= Concerto for String Quartet and Orchestra (Schuller) =

Music by American composer Gunther Schuller

The Concerto for String Quartet and Orchestra is a composition for string quartet and orchestra by the American composer Gunther Schuller. The work was composed between 1987 and early 1988. Its world premiere was given on February 20, 1988, by the Pro Arte Quartet and the Madison Symphony Orchestra conducted by Schuller.

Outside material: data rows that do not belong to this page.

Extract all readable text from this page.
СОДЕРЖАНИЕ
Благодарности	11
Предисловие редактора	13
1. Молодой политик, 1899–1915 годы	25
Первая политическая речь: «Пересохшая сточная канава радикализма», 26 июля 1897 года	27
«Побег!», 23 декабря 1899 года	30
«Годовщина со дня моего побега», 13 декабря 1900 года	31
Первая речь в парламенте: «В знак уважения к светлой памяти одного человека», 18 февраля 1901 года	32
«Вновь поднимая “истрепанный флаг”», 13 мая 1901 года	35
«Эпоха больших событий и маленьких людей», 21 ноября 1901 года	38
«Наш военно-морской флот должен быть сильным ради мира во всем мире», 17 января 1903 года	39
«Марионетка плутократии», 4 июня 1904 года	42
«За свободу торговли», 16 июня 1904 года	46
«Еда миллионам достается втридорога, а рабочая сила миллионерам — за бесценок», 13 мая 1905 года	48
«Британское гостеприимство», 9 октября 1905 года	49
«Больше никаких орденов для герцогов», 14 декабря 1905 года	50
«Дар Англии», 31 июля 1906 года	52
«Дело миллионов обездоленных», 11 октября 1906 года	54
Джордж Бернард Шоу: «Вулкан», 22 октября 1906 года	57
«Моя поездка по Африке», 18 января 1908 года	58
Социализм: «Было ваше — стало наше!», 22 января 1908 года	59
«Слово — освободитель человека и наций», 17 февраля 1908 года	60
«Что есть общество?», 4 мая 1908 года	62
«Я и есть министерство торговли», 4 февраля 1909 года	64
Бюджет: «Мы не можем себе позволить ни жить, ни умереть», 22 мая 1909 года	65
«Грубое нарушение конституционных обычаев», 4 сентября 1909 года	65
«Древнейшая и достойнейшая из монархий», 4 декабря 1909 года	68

The piece was a finalist for the 1988 Pulitzer Prize for Music.

==Composition==

===Structure===
The concerto has a duration of roughly 22 minutes and is cast in four movements:
1. Lento misterioso
2. Scherzo – Vivace
3. Quietly flowing
4. Allegro molto

The third and fourth movements are played without interruption.

===Instrumentation===
The work is scored for string quartet and a large orchestra consisting of three flutes (doubling piccolo and alto flute), three oboes, cor anglais, two clarinets, bass clarinet, three bassoons (doubling contrabassoon), four horns, four trumpets, three trombones, tuba, percussion, harp, piano, celesta, and strings.

==Reception==
Travis Rivers of The Spokesman-Review wrote, "Schuller is a master of orchestration and his concerto is filled with ingenious use of evocative sounds—twitterings, murmurings, and stormy outbursts—sounds that can be appreciated for the moods they produce. The work also succeeds in doing some things few composers have even tried to do and none succeeding so well as Schuller—namely, treating the string quartet as a group of soloists, allowing the four players to interact as a quartet and still keeping the group from merging into the orchestral string sections."